Participating and getting your voice heard
Advice on participating in an academic context, and ensuring your voice is heard on wider issues.
Getting your voice heard is an important part of being a student, both in an academic setting (such as lectures and tutorials) and in a wider university context (such as clubs and societies).
You are expected to participate fully in lectures and tutorials – by listening, asking questions and contributing your views. Postgraduate work involves learning from your lecturers and tutors but also from your peers, and this kind of learning requires actively taking part. Many students find this challenging but it is central to doing a postgraduate degree.
Lectures and tutorials
Edinburgh has a wide and varied academic base, and every student has a valuable role to play in the academic life of the University. Students’ thoughts and opinions are welcomed and valued, and they form an integral part of developing the ideas presented in lectures or tutorials.

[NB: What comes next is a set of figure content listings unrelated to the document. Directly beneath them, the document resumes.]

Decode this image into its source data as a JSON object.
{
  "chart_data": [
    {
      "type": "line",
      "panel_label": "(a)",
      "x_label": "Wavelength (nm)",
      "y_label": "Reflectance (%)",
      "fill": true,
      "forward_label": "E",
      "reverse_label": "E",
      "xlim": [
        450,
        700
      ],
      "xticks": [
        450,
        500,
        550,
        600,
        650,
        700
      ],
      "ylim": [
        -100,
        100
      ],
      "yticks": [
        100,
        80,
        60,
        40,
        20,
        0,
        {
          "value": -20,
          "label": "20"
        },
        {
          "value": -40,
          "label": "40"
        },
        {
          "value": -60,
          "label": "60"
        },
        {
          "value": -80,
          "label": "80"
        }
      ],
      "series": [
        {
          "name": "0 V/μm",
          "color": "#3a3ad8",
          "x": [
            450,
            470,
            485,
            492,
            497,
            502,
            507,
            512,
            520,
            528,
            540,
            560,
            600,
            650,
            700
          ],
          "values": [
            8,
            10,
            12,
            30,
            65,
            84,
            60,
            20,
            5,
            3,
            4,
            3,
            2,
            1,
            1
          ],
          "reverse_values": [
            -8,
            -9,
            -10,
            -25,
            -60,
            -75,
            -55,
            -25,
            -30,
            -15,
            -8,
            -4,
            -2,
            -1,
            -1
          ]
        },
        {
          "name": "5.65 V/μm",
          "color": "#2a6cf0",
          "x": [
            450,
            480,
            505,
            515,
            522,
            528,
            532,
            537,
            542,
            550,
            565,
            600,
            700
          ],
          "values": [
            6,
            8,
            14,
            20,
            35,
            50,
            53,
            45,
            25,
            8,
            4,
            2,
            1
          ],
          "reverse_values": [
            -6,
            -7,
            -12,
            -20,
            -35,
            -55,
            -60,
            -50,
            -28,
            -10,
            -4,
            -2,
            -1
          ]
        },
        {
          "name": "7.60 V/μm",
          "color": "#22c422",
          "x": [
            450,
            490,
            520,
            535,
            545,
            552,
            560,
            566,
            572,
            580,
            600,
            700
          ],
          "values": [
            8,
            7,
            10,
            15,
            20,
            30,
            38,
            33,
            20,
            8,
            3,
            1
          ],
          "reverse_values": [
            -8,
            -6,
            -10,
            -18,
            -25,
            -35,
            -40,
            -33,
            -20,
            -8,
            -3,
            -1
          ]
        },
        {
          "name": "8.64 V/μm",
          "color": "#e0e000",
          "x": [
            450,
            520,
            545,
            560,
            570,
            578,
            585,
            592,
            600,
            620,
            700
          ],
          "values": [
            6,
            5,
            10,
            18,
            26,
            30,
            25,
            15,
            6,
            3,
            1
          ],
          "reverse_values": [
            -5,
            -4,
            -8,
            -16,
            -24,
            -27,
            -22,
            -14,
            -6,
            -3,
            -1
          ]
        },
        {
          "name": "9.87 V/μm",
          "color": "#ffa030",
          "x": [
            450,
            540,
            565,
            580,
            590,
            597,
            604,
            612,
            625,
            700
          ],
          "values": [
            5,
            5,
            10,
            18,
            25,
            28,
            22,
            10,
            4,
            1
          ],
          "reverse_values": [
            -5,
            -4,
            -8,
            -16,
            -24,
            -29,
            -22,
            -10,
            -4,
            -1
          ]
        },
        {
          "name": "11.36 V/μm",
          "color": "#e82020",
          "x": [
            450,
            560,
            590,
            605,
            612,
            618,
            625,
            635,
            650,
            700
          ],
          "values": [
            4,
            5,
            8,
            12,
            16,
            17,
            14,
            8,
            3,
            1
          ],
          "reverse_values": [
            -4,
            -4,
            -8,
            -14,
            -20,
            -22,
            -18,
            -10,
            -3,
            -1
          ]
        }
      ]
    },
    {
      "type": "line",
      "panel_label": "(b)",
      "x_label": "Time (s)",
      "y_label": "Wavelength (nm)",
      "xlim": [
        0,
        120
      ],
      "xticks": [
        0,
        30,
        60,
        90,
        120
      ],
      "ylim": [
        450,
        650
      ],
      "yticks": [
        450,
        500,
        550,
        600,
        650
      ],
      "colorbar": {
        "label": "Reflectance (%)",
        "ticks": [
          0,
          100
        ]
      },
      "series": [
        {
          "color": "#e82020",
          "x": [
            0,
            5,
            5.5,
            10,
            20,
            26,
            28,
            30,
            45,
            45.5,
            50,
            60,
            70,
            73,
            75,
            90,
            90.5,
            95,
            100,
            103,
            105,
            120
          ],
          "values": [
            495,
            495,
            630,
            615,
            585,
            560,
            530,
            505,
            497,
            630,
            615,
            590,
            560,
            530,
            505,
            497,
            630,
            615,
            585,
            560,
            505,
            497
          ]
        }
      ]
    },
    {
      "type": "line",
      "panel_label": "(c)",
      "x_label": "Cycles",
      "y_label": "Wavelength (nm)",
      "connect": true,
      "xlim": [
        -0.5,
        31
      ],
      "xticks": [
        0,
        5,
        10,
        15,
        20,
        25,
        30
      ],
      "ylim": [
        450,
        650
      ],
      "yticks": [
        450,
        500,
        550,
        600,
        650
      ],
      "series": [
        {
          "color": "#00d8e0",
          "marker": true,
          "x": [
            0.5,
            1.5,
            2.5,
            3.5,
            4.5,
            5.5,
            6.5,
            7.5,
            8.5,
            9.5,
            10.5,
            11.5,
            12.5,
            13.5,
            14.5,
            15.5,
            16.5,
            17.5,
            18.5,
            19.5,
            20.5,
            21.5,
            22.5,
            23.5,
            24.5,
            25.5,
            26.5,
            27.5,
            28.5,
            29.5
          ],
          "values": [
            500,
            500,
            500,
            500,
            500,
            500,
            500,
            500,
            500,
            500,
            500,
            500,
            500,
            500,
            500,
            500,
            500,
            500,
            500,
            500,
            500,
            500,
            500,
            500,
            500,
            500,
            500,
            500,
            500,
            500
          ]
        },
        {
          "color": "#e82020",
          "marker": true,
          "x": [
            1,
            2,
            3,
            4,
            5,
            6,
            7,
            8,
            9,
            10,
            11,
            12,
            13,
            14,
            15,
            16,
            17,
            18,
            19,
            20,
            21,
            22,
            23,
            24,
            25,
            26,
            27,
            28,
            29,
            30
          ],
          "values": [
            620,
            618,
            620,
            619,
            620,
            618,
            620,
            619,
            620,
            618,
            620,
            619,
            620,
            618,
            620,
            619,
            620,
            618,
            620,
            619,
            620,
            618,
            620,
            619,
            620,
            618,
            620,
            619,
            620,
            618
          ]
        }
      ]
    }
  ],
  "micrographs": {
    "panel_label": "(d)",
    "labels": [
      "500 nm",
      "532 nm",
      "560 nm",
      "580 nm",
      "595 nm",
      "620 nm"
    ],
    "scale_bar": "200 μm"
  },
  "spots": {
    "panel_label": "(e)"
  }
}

Here are some tips for learning to participate and making your voice heard.
Your programme may have a small lecture group or combine larger-scale lectures with small group tutorials. You may find it easier and less intimidating to ask questions in study groups or smaller tutorial groups first, until you have built enough confidence to ask a question in a lecture.
Research in advance
An important part of studying at a postgraduate level lies in developing your capacity for independent learning. Relying on the information provided in lectures and tutorials is not enough; you will need to read independently in your subject area as well. This kind of reading – and corresponding analysis of what you have read – will help you participate in lectures, because it is easier to ask questions when you have researched a subject in advance. It can be particularly useful to write down any questions you may have before a lecture; that way you will be clearer and more confident when you ask a question.
Remember to speak slowly and clearly when you ask a question, so that everyone can hear what you are saying, as your question is likely to be relevant to other people and may move the class discussion forward. Lectures can be fast-paced, so it may be a good idea to raise your hand to signal that you want to participate.
Non-native speaker? Make the most of support available
Speaking up during lectures and tutorials can be particularly challenging for some students who are developing their English language skills.
One of the best ways to develop your confidence in speaking in lectures is to increase the amount of time you spend speaking English conversationally. Try to speak English whenever possible, and actively seek out opportunities to talk to native speakers, for example when buying things in shops.
The English Language Teaching Centre has resources available to support non-native speakers.
University life also offers many extracurricular opportunities to explore some of your interests or develop new hobbies or skills. Taking such opportunities is part of making the most of your postgraduate degree.
The University of Edinburgh has over 240 student-run societies. If you can't find a society you want to join, then you can set one up with support from EUSA.
EUSA runs the elections for various positions and committees, and it coordinates a network of student representatives.
The University of Edinburgh is also closely involved with the local community. Taking part in local projects often adds a rewarding dimension to your postgraduate degree.